Umar ibn al-Khattaab (RA) said: “We Quraish used to have control over our women. When we came to Medina we found a people whose women had control over them, and our women began to learn from their women. I used to live in al-‘Awali, among Banu Umayyah ibn Zayd. One day my wife was angry with me, and was arguing with me. I did not like this, but she told me, “Do you not like me arguing with you? By Allah, the wives of Rasulullah (SAW) argue with him. They get angry and keep away from him all day, until night falls!” So I went to see Safiya and asked her, “Do you argue with Rasulullah (SAW)?”She said, “Yes.” I asked her, “Do you get angry and keep away from him all day until night falls?” She said, “Yes.” I said, “The one who does that is doomed to loss! Do you not fear the anger of Allah on the account of the anger of His Prophet? Soon you will be condemned! Do not argue with the Messenger of Allah, and do not ask him for anything. Ask me for whatever you need.” (Bukhari, Muslim, al-Tirmidhi and al-Nasa’i) Umar (RA) came to Rasulullah (SAW) and told him about what had happened in his house, and the conversation he had with Safiya, and Rasulullah (SAW) smiled. A Muslim should develop this tolerant attitude, so that he will be following the example of Rasulullah (SAW) in his behavior and deeds. Then he will be living proof that Islam is the religion of a superior lifestyle; and that the misery, disintegration, confusion and anxiety that individuals, families and societies are suffering from are caused by man’s ignorance and misconceptions of the noble values promulgated by Islam. These are precious principles which, if adopted by the husband, would put an end to arguments and divisions in family life, and would bring peace, stability, happiness and security to the home.

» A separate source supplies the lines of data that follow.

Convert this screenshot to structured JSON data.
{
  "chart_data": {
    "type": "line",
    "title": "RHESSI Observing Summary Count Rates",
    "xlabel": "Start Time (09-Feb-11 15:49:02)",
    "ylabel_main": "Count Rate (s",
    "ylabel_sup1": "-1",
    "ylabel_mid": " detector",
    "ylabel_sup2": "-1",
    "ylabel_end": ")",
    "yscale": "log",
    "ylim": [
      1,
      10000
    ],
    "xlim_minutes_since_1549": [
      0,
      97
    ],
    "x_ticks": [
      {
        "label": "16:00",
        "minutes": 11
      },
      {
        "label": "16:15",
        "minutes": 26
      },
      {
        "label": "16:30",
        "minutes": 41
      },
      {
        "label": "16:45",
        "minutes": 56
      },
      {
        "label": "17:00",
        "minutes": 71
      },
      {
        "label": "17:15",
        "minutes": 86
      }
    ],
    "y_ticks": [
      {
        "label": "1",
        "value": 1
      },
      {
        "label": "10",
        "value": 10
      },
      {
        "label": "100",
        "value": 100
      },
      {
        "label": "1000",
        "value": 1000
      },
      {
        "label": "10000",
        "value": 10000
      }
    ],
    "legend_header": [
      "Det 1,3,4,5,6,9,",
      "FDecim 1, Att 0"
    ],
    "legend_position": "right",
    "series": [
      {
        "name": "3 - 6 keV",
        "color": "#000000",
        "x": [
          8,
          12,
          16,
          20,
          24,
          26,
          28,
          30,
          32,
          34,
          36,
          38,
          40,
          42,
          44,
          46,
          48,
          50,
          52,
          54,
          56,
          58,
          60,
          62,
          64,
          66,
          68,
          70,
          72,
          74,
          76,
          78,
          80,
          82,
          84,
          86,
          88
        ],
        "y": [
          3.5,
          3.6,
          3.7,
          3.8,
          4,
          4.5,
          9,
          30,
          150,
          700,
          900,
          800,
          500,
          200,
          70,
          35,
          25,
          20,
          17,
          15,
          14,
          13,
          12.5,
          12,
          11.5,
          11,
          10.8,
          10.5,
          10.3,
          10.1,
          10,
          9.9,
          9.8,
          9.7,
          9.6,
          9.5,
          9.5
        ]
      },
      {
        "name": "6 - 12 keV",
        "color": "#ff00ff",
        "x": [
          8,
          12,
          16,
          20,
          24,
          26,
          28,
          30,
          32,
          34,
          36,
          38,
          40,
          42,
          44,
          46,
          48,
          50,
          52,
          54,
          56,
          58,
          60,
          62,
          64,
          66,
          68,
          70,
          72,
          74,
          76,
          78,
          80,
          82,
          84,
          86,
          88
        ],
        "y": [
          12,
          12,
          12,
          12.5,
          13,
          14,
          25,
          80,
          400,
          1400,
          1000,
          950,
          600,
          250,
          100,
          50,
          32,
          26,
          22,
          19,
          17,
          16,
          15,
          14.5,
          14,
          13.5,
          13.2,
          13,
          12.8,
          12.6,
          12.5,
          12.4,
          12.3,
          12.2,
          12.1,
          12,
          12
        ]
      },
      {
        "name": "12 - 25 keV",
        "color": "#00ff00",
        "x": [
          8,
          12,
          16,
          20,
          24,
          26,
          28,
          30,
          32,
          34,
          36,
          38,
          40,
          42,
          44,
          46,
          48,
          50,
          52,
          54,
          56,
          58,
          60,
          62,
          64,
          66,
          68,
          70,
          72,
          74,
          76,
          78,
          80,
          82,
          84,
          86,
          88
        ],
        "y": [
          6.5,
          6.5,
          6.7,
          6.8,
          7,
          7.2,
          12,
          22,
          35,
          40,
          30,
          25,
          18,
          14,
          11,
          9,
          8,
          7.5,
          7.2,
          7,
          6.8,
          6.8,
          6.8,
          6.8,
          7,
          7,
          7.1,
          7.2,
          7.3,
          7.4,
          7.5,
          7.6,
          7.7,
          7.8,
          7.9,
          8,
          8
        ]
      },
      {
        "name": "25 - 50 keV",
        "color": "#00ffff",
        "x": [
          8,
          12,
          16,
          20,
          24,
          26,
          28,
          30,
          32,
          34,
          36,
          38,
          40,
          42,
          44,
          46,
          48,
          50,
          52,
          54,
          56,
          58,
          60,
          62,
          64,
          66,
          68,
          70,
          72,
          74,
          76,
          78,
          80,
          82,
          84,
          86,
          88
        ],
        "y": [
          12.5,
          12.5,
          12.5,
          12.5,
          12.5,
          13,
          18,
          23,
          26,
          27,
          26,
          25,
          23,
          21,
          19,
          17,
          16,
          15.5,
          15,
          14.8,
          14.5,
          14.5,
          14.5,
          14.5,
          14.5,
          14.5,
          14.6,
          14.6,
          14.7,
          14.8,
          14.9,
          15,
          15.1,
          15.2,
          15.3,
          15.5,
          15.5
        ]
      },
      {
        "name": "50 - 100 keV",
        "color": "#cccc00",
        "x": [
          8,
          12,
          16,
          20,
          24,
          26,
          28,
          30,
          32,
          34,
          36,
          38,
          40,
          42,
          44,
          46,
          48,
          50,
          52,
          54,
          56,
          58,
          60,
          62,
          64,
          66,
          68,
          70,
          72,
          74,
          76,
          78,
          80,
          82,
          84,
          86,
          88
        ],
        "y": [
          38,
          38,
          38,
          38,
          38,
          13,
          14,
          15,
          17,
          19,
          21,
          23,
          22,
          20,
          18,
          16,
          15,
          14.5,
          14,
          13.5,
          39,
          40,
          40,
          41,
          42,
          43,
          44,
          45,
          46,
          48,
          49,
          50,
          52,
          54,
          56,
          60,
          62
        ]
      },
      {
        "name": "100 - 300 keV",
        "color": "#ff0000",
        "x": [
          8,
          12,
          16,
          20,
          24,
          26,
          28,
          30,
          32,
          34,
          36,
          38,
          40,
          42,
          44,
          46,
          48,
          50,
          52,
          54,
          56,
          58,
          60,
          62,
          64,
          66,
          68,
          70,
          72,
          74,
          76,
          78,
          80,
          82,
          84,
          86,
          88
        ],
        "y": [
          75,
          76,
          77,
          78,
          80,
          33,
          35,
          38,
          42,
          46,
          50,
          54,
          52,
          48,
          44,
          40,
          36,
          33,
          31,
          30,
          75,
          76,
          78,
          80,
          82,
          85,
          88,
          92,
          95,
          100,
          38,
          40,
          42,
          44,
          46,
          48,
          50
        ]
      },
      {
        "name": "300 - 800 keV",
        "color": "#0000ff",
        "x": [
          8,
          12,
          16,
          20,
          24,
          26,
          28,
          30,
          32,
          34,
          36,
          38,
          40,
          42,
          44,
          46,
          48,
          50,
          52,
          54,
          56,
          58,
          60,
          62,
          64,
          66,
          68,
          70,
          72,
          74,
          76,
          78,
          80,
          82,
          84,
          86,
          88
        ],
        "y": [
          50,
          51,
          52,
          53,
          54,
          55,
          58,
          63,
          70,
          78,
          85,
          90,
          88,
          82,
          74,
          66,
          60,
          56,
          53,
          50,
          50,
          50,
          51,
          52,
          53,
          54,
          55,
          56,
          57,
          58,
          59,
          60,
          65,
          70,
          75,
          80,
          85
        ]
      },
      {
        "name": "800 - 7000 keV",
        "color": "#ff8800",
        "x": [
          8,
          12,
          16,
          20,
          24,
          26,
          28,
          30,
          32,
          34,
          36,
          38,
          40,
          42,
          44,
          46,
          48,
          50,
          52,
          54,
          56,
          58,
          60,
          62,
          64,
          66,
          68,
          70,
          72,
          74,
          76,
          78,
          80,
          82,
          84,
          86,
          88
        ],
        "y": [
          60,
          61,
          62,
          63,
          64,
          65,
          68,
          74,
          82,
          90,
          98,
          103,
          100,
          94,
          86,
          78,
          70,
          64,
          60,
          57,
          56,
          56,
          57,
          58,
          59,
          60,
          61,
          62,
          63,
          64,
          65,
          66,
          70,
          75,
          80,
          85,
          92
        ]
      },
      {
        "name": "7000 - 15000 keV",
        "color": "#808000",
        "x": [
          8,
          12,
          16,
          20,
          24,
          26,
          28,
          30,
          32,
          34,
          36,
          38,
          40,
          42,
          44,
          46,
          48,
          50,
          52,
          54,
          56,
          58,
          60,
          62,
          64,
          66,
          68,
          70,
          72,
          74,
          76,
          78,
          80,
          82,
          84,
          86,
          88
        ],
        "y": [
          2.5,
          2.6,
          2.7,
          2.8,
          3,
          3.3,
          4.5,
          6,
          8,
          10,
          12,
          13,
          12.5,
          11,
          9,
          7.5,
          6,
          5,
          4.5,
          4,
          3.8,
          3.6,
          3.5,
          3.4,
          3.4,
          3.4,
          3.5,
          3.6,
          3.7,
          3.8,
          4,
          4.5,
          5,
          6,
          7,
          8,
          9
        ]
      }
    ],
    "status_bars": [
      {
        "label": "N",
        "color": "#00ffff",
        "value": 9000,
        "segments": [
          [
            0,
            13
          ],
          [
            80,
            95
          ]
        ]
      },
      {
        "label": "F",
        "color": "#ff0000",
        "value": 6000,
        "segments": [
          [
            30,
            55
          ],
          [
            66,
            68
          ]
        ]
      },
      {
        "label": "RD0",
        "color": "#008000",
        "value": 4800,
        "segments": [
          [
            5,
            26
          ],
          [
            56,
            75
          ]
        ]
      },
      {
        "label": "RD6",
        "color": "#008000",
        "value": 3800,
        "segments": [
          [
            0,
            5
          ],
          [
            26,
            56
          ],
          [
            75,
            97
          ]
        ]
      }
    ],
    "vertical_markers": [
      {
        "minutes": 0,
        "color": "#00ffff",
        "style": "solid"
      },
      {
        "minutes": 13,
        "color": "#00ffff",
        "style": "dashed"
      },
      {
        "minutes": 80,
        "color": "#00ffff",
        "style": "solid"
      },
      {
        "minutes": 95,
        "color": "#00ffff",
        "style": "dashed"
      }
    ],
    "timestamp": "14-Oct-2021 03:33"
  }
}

One of the most successful husbands hence the smart Muslim husband is one of the most successful husbands ever, and the most beloved to his beloved wife, because of his adherence to the guidance of Islam. He has a deep and compassionate understanding of her nature and psychology, and he directs her towards the straight path of Islam, which is in complete harmony with the true nature of mankind. He recognizes her inclinations, desires and moods, and tries to reconcile between them and the ideal life filled with love with the wife that loves him.